Todas estas parejas tenían una química especial, voces que se combinaban en dúos excitantes, y para los melómanos, el disfrute de ver a dos artistas sacándose chispas, dándolo todo al actuar con un colega de su misma estatura y similar visión de las obras que interpretaban.
Hoy esa pareja estelar está compuesta por dos cantantes de origen latino: Nadine Sierra, nacida en Fort Lauderdale, Florida, pero hija de un puertorriqueño, y el mexicano Javier Camarena.
En 2022 se los pudo ver y escuchar en el Colón en una espectacular producción de la comedia L’elisir d’amore, de Gaetano Donizetti. Fue una delicia para los que tuvimos la suerte de estar ahí: él causaba admiración por su fina técnica y sus agudos brillantes; ella navegaba las dificultades de la partitura con la aparente facilidad de los grandes artistas, y ambos parecían divertirse y nos divertían con su preciso juego cómico y el carisma de los grandes a punto de saltar al estrellato.
Este junio, después de actuar juntos en el Met de Nueva York, el Covent Garden de Londres, en París y en Viena con críticas elogiosas, Sierra y Camarena se lucieron en una nueva producción del clásico de Charles Gounod Romeo y Julieta en el Teatro Real de Madrid.
La actuación de la pareja protagónica fue ampliamente celebrada por la prensa especializada, y el teatro lo transmitió en plazas, auditorios y museos de toda España el mes pasado.
Desde el comienzo, pese a que la escena estaba poblada de coreutas, bailarines y figurantes, la mirada del espectador se fijaba en los jóvenes amantes. En su interpretación, la soprano y el tenor se bebían con los ojos.
En la escena del balcón parecían niños jugando a enamorarse. Ella como la niña seria, madura. Él, travieso y tímido. Parecían los personajes de la comedia de Donizetti –el tosco campesino y la bella presumida– en vez de Romeo y Julieta, pero las voces se enredaban y volaban juntas con la fuerza y la precisión de sus mejores actuaciones. El último de los cuatro dúos, con Romeo ya agonizante por el veneno y Julieta herida fatalmente por su propia daga, fue un prodigio de notas sostenidas y agudos desgarrados sin perder un ápice de belleza sonora.
El Teatro Real, que en 2021 ganó el premio a la mejor compañía de ópera del mundo, rodeó a las dos estrellas con exquisitos secundarios: los mejores, el bajo Roberto Tagliavini como Fray Lorenzo, que trata de salvar a los amantes y termina condenándolos, y el barítono Benjamin Appl como el malogrado Mercutio, el amigo de Romeo que muere defendiéndolo. A ellos se sumaron dos grandes veteranos de la escena: Laurent Naouri y Sonia Ganassi, que imprimieron drama y presencia a los personajes menores del padre Capuleto y la nodriza Gertrudis.
Al levantarse el telón, llamó mucho la atención la abigarrada escenografía del primer acto, el colorido vestuario contemporáneo y los movimientos de los bailarines, como si estuvieran en una rave en la California de los ochenta. Lógico: el director de escena era Thomas Jolly, el famoso director artístico de la ceremonia de inauguración de las Olimpíadas de París en 2024.

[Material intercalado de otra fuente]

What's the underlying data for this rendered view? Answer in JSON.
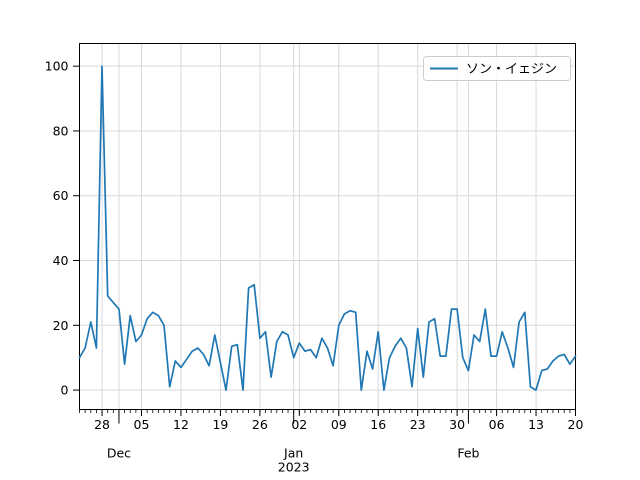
{
  "chart_data": {
    "type": "line",
    "title": "",
    "xlabel": "",
    "ylabel": "",
    "grid": true,
    "legend_position": "upper right",
    "ylim": [
      -6,
      107
    ],
    "yticks": [
      0,
      20,
      40,
      60,
      80,
      100
    ],
    "xticks": [
      {
        "label": "28",
        "index": 4
      },
      {
        "label": "05",
        "index": 11
      },
      {
        "label": "12",
        "index": 18
      },
      {
        "label": "19",
        "index": 25
      },
      {
        "label": "26",
        "index": 32
      },
      {
        "label": "02",
        "index": 39
      },
      {
        "label": "09",
        "index": 46
      },
      {
        "label": "16",
        "index": 53
      },
      {
        "label": "23",
        "index": 60
      },
      {
        "label": "30",
        "index": 67
      },
      {
        "label": "06",
        "index": 74
      },
      {
        "label": "13",
        "index": 81
      },
      {
        "label": "20",
        "index": 88
      }
    ],
    "month_ticks": [
      {
        "label": "Dec",
        "sublabel": "",
        "index": 7
      },
      {
        "label": "Jan",
        "sublabel": "2023",
        "index": 38
      },
      {
        "label": "Feb",
        "sublabel": "",
        "index": 69
      }
    ],
    "dates": [
      "2022-11-24",
      "2022-11-25",
      "2022-11-26",
      "2022-11-27",
      "2022-11-28",
      "2022-11-29",
      "2022-11-30",
      "2022-12-01",
      "2022-12-02",
      "2022-12-03",
      "2022-12-04",
      "2022-12-05",
      "2022-12-06",
      "2022-12-07",
      "2022-12-08",
      "2022-12-09",
      "2022-12-10",
      "2022-12-11",
      "2022-12-12",
      "2022-12-13",
      "2022-12-14",
      "2022-12-15",
      "2022-12-16",
      "2022-12-17",
      "2022-12-18",
      "2022-12-19",
      "2022-12-20",
      "2022-12-21",
      "2022-12-22",
      "2022-12-23",
      "2022-12-24",
      "2022-12-25",
      "2022-12-26",
      "2022-12-27",
      "2022-12-28",
      "2022-12-29",
      "2022-12-30",
      "2022-12-31",
      "2023-01-01",
      "2023-01-02",
      "2023-01-03",
      "2023-01-04",
      "2023-01-05",
      "2023-01-06",
      "2023-01-07",
      "2023-01-08",
      "2023-01-09",
      "2023-01-10",
      "2023-01-11",
      "2023-01-12",
      "2023-01-13",
      "2023-01-14",
      "2023-01-15",
      "2023-01-16",
      "2023-01-17",
      "2023-01-18",
      "2023-01-19",
      "2023-01-20",
      "2023-01-21",
      "2023-01-22",
      "2023-01-23",
      "2023-01-24",
      "2023-01-25",
      "2023-01-26",
      "2023-01-27",
      "2023-01-28",
      "2023-01-29",
      "2023-01-30",
      "2023-01-31",
      "2023-02-01",
      "2023-02-02",
      "2023-02-03",
      "2023-02-04",
      "2023-02-05",
      "2023-02-06",
      "2023-02-07",
      "2023-02-08",
      "2023-02-09",
      "2023-02-10",
      "2023-02-11",
      "2023-02-12",
      "2023-02-13",
      "2023-02-14",
      "2023-02-15",
      "2023-02-16",
      "2023-02-17",
      "2023-02-18",
      "2023-02-19",
      "2023-02-20"
    ],
    "series": [
      {
        "name": "ソン・イェジン",
        "color": "#1f77b4",
        "values": [
          10,
          13,
          21,
          13,
          100,
          29,
          27,
          25,
          8,
          23,
          15,
          17,
          22,
          24,
          23,
          20,
          1,
          9,
          7,
          9.5,
          12,
          13,
          11,
          7.5,
          17,
          8.5,
          0,
          13.5,
          14,
          0,
          31.5,
          32.5,
          16,
          18,
          4,
          15,
          18,
          17,
          10,
          14.5,
          12,
          12.5,
          10,
          16,
          13,
          7.5,
          20,
          23.5,
          24.5,
          24,
          0,
          12,
          6.5,
          18,
          0,
          10,
          13.5,
          16,
          13,
          1,
          19,
          4,
          21,
          22,
          10.5,
          10.5,
          25,
          25,
          10,
          6,
          17,
          15,
          25,
          10.5,
          10.5,
          18,
          13,
          7,
          21,
          24,
          1,
          0,
          6,
          6.5,
          9,
          10.5,
          11,
          8,
          10.5
        ]
      }
    ],
    "colors": {
      "line": "#1f77b4",
      "grid": "#d9d9d9",
      "spine": "#000000",
      "tick_text": "#000000",
      "legend_border": "#cccccc",
      "legend_bg": "#ffffff",
      "background": "#ffffff"
    }
  },
  "legend": {
    "label": "ソン・イェジン"
  }
}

Detrás y a los costados de Sierra y Camarena corrían y se contorsionaban payasos y saltimbanquis, y en los interludios orquestales, tétricas figuras con capuchas negras arreaban cadáveres a los carromatos de la peste, como para recordarnos que la muerte está presente desde el comienzo de esta tragedia.

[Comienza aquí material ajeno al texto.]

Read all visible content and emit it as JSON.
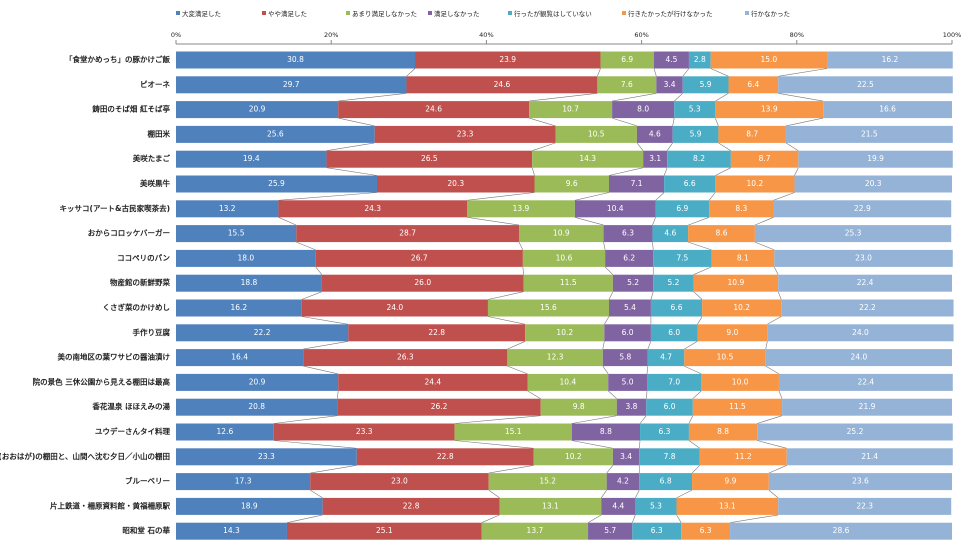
{
  "chart_data": {
    "type": "stacked_bar_100",
    "orientation": "horizontal",
    "categories": [
      "「食堂かめっち」の豚かけご飯",
      "ピオーネ",
      "鋳田のそば畑 紅そば亭",
      "棚田米",
      "美咲たまご",
      "美咲黒牛",
      "キッサコ(アート&古民家喫茶去)",
      "おからコロッケバーガー",
      "ココペリのパン",
      "物産館の新鮮野菜",
      "くさぎ菜のかけめし",
      "手作り豆腐",
      "美の南地区の葉ワサビの醤油漬け",
      "院の景色 三休公園から見える棚田は最高",
      "香花温泉 ほほえみの湯",
      "ユウデーさんタイ料理",
      "大垪和(おおはが)の棚田と、山間へ沈む夕日／小山の棚田",
      "ブルーベリー",
      "片上鉄道・柵原資料館・黄福柵原駅",
      "昭和堂 石の華"
    ],
    "series": [
      {
        "name": "大変満足した",
        "color": "#4f81bd",
        "values": [
          30.8,
          29.7,
          20.9,
          25.6,
          19.4,
          25.9,
          13.2,
          15.5,
          18.0,
          18.8,
          16.2,
          22.2,
          16.4,
          20.9,
          20.8,
          12.6,
          23.3,
          17.3,
          18.9,
          14.3
        ],
        "value_labels": [
          "30.8",
          "29.7",
          "20.9",
          "25.6",
          "19.4",
          "25.9",
          "13.2",
          "15.5",
          "18.0",
          "18.8",
          "16.2",
          "22.2",
          "16.4",
          "20.9",
          "20.8",
          "12.6",
          "23.3",
          "17.3",
          "18.9",
          "14.3"
        ]
      },
      {
        "name": "やや満足した",
        "color": "#c0504d",
        "values": [
          23.9,
          24.6,
          24.6,
          23.3,
          26.5,
          20.3,
          24.3,
          28.7,
          26.7,
          26.0,
          24.0,
          22.8,
          26.3,
          24.4,
          26.2,
          23.3,
          22.8,
          23.0,
          22.8,
          25.1
        ],
        "value_labels": [
          "23.9",
          "24.6",
          "24.6",
          "23.3",
          "26.5",
          "20.3",
          "24.3",
          "28.7",
          "26.7",
          "26.0",
          "24.0",
          "22.8",
          "26.3",
          "24.4",
          "26.2",
          "23.3",
          "22.8",
          "23.0",
          "22.8",
          "25.1"
        ]
      },
      {
        "name": "あまり満足しなかった",
        "color": "#9bbb59",
        "values": [
          6.9,
          7.6,
          10.7,
          10.5,
          14.3,
          9.6,
          13.9,
          10.9,
          10.6,
          11.5,
          15.6,
          10.2,
          12.3,
          10.4,
          9.8,
          15.1,
          10.2,
          15.2,
          13.1,
          13.7
        ],
        "value_labels": [
          "6.9",
          "7.6",
          "10.7",
          "10.5",
          "14.3",
          "9.6",
          "13.9",
          "10.9",
          "10.6",
          "11.5",
          "15.6",
          "10.2",
          "12.3",
          "10.4",
          "9.8",
          "15.1",
          "10.2",
          "15.2",
          "13.1",
          "13.7"
        ]
      },
      {
        "name": "満足しなかった",
        "color": "#8064a2",
        "values": [
          4.5,
          3.4,
          8.0,
          4.6,
          3.1,
          7.1,
          10.4,
          6.3,
          6.2,
          5.2,
          5.4,
          6.0,
          5.8,
          5.0,
          3.8,
          8.8,
          3.4,
          4.2,
          4.4,
          5.7
        ],
        "value_labels": [
          "4.5",
          "3.4",
          "8.0",
          "4.6",
          "3.1",
          "7.1",
          "10.4",
          "6.3",
          "6.2",
          "5.2",
          "5.4",
          "6.0",
          "5.8",
          "5.0",
          "3.8",
          "8.8",
          "3.4",
          "4.2",
          "4.4",
          "5.7"
        ]
      },
      {
        "name": "行ったが観覧はしていない",
        "color": "#4bacc6",
        "values": [
          2.8,
          5.9,
          5.3,
          5.9,
          8.2,
          6.6,
          6.9,
          4.6,
          7.5,
          5.2,
          6.6,
          6.0,
          4.7,
          7.0,
          6.0,
          6.3,
          7.8,
          6.8,
          5.3,
          6.3
        ],
        "value_labels": [
          "2.8",
          "5.9",
          "5.3",
          "5.9",
          "8.2",
          "6.6",
          "6.9",
          "4.6",
          "7.5",
          "5.2",
          "6.6",
          "6.0",
          "4.7",
          "7.0",
          "6.0",
          "6.3",
          "7.8",
          "6.8",
          "5.3",
          "6.3"
        ]
      },
      {
        "name": "行きたかったが行けなかった",
        "color": "#f79646",
        "values": [
          15.0,
          6.4,
          13.9,
          8.7,
          8.7,
          10.2,
          8.3,
          8.6,
          8.1,
          10.9,
          10.2,
          9.0,
          10.5,
          10.0,
          11.5,
          8.8,
          11.2,
          9.9,
          13.1,
          6.3
        ],
        "value_labels": [
          "15.0",
          "6.4",
          "13.9",
          "8.7",
          "8.7",
          "10.2",
          "8.3",
          "8.6",
          "8.1",
          "10.9",
          "10.2",
          "9.0",
          "10.5",
          "10.0",
          "11.5",
          "8.8",
          "11.2",
          "9.9",
          "13.1",
          "6.3"
        ]
      },
      {
        "name": "行かなかった",
        "color": "#95b3d7",
        "values": [
          16.2,
          22.5,
          16.6,
          21.5,
          19.9,
          20.3,
          22.9,
          25.3,
          23.0,
          22.4,
          22.2,
          24.0,
          24.0,
          22.4,
          21.9,
          25.2,
          21.4,
          23.6,
          22.3,
          28.6
        ],
        "value_labels": [
          "16.2",
          "22.5",
          "16.6",
          "21.5",
          "19.9",
          "20.3",
          "22.9",
          "25.3",
          "23.0",
          "22.4",
          "22.2",
          "24.0",
          "24.0",
          "22.4",
          "21.9",
          "25.2",
          "21.4",
          "23.6",
          "22.3",
          "28.6"
        ]
      }
    ],
    "xlim": [
      0,
      100
    ],
    "xticks": [
      {
        "value": 0,
        "label": "0%"
      },
      {
        "value": 20,
        "label": "20%"
      },
      {
        "value": 40,
        "label": "40%"
      },
      {
        "value": 60,
        "label": "60%"
      },
      {
        "value": 80,
        "label": "80%"
      },
      {
        "value": 100,
        "label": "100%"
      }
    ],
    "legend": "top"
  }
}
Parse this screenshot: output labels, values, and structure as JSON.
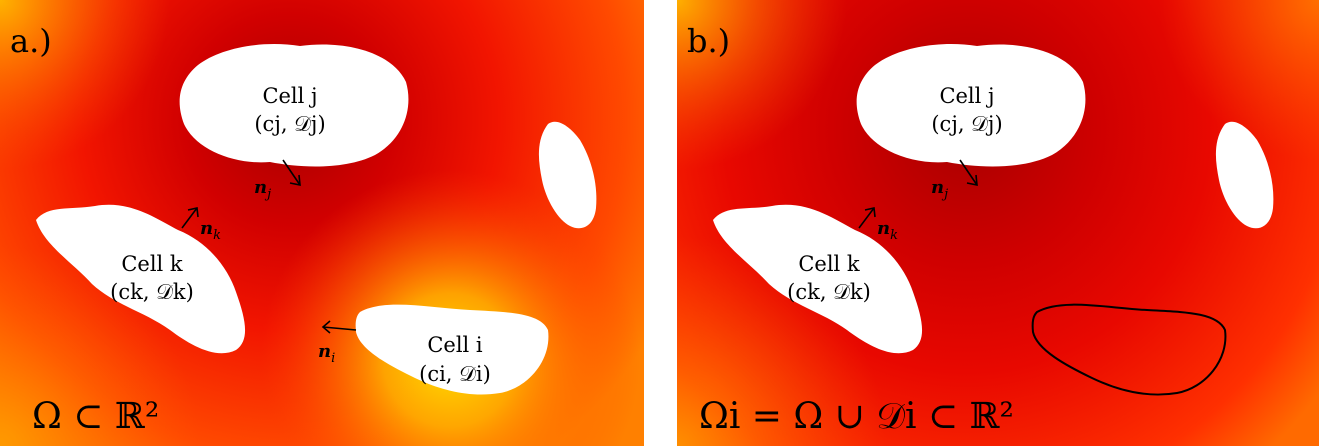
{
  "colors": {
    "bg_dark": "#a80000",
    "bg_red": "#ff1a00",
    "bg_orange": "#ff6a00",
    "bg_yellow": "#ffd200",
    "cell_fill": "#ffffff",
    "outline": "#000000"
  },
  "panel_a": {
    "letter": "a.)",
    "cell_j": {
      "line1": "Cell j",
      "line2": "(cj, 𝒟j)"
    },
    "cell_k": {
      "line1": "Cell k",
      "line2": "(ck, 𝒟k)"
    },
    "cell_i": {
      "line1": "Cell i",
      "line2": "(ci, 𝒟i)"
    },
    "n_j": {
      "base": "n",
      "sub": "j"
    },
    "n_k": {
      "base": "n",
      "sub": "k"
    },
    "n_i": {
      "base": "n",
      "sub": "i"
    },
    "domain": "Ω ⊂ ℝ²"
  },
  "panel_b": {
    "letter": "b.)",
    "cell_j": {
      "line1": "Cell j",
      "line2": "(cj, 𝒟j)"
    },
    "cell_k": {
      "line1": "Cell k",
      "line2": "(ck, 𝒟k)"
    },
    "n_j": {
      "base": "n",
      "sub": "j"
    },
    "n_k": {
      "base": "n",
      "sub": "k"
    },
    "domain": "Ωi = Ω ∪ 𝒟i ⊂ ℝ²"
  }
}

Pero el bullicio de los bailes y peleas en el palacio de los Capuletos fue dando paso a la conocida tragedia de los amantes condenados: en el último acto, en la cripta subterránea donde ambos perecen, la música y la actuación se centraron en la pareja de excelsos cantantes. En el momento fatal, el público guardó un clamoroso silencio, seguido de aplausos arrolladores ante la salida al proscenio de la pareja estelar de la ópera actual.